The Riemann Xi-Function is defined as $$ \xi(s) = \tfrac{1}{2} s(s-1) \pi^{-s/2} \Gamma\left(\tfrac{1}{2} s\right) \zeta(s) $$ and it satisfies the reflection formula $$ \xi(s) = \xi(1-s). $$ But the area $A$ of a $s$-dimensional sphere is $$ A(s) = \frac{2 \pi^{s/2}}{\Gamma\left(\tfrac{1}{2} s\right)} $$ so that we can write the Xi-Function like $$ \xi(s) = s(s-1) \frac{\zeta(s)}{A(s)}. $$ If we insert this into the reflection formula we get the following relation between the area of a n-sphere and the Riemann zeta function $$ \frac{\zeta(s)}{\zeta(1-s)} = \frac{A(s)}{A(1-s)} $$ Has this relation been noted in the literature? Why should there be such a connection between the area of a n-sphere and the zeta function? Can this relation be explained geometrically?
UPDATE: I agree with the comments that negative dimensional spheres are difficult to interpret geometrically. However if we insert the formula for the area $A$ into Eulers reflection formula $$ \Gamma(z)\Gamma(1-z)= \frac{\pi}{\sin(\pi z)} $$ we get $$ A(1-s) = \frac{4\sin\left(\pi \frac{s+1}{2}\right)}{A(s+1)} $$ Inserting this into our relation with the Riemann zeta function yields $$ \frac{\zeta(s)}{\zeta(1-s)} = \frac{A(s)A(s+1)}{4\sin\left(\pi \frac{s+1}{2}\right)} $$ which avoids the negative dimensions for $s>0$. Can this formula be interpreted geometrically?
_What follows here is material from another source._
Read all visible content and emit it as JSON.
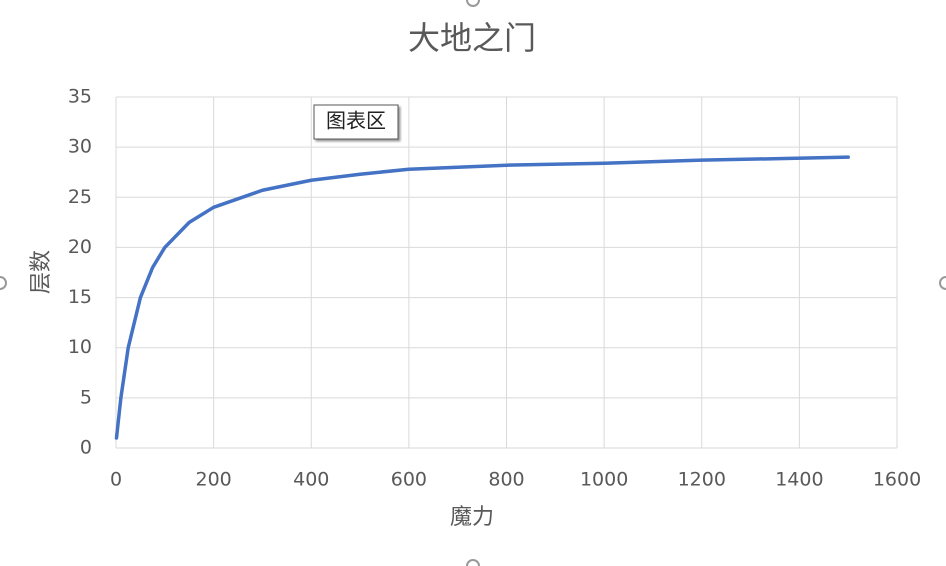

The relation $$\frac{\zeta(s)}{A(s)}=\frac{\zeta(1-s)}{A(1-s)}$$ stems from the fact that $$\frac{\zeta(s)}{A(s)}=\frac{1}{2}\mathcal{M}\left(\psi\right)\left(\frac{s}{2}\right),$$ where $\mathcal{M}$ denotes the Mellin transform and $$\psi(x)=\sum_{n=1}^\infty e^{-\pi n^2 x}.$$ This function is symmetric due to the functional equation for $\psi(x)$, and that yields the functional equation for the zeta function. The reason for the connection to the surface area appears in my previous answer https://math.stackexchange.com/a/1494471/6075, which provides a geometric explanation for integer dimensions - the case where we can actually interpret the surface area. In that answer, I showed that the factor of $A(s)$ appears due to the spherical symmetry of a naturally arising $s$-dimensional integral expression for $\zeta(s)$.
Remark 1: This gives an excellent way to remember the precise form of the functional equation!
Remark 2: Note that the surface area here, $A(s)$, corresponds to the $s-1$-dimensional sphere, that is the surface of the $s$-dimensional ball, whereas in the linked answer, $A_{k-1}$ is the surface area of the $k-1$-dimensional sphere, that is the surface of the $k$ dimensional ball.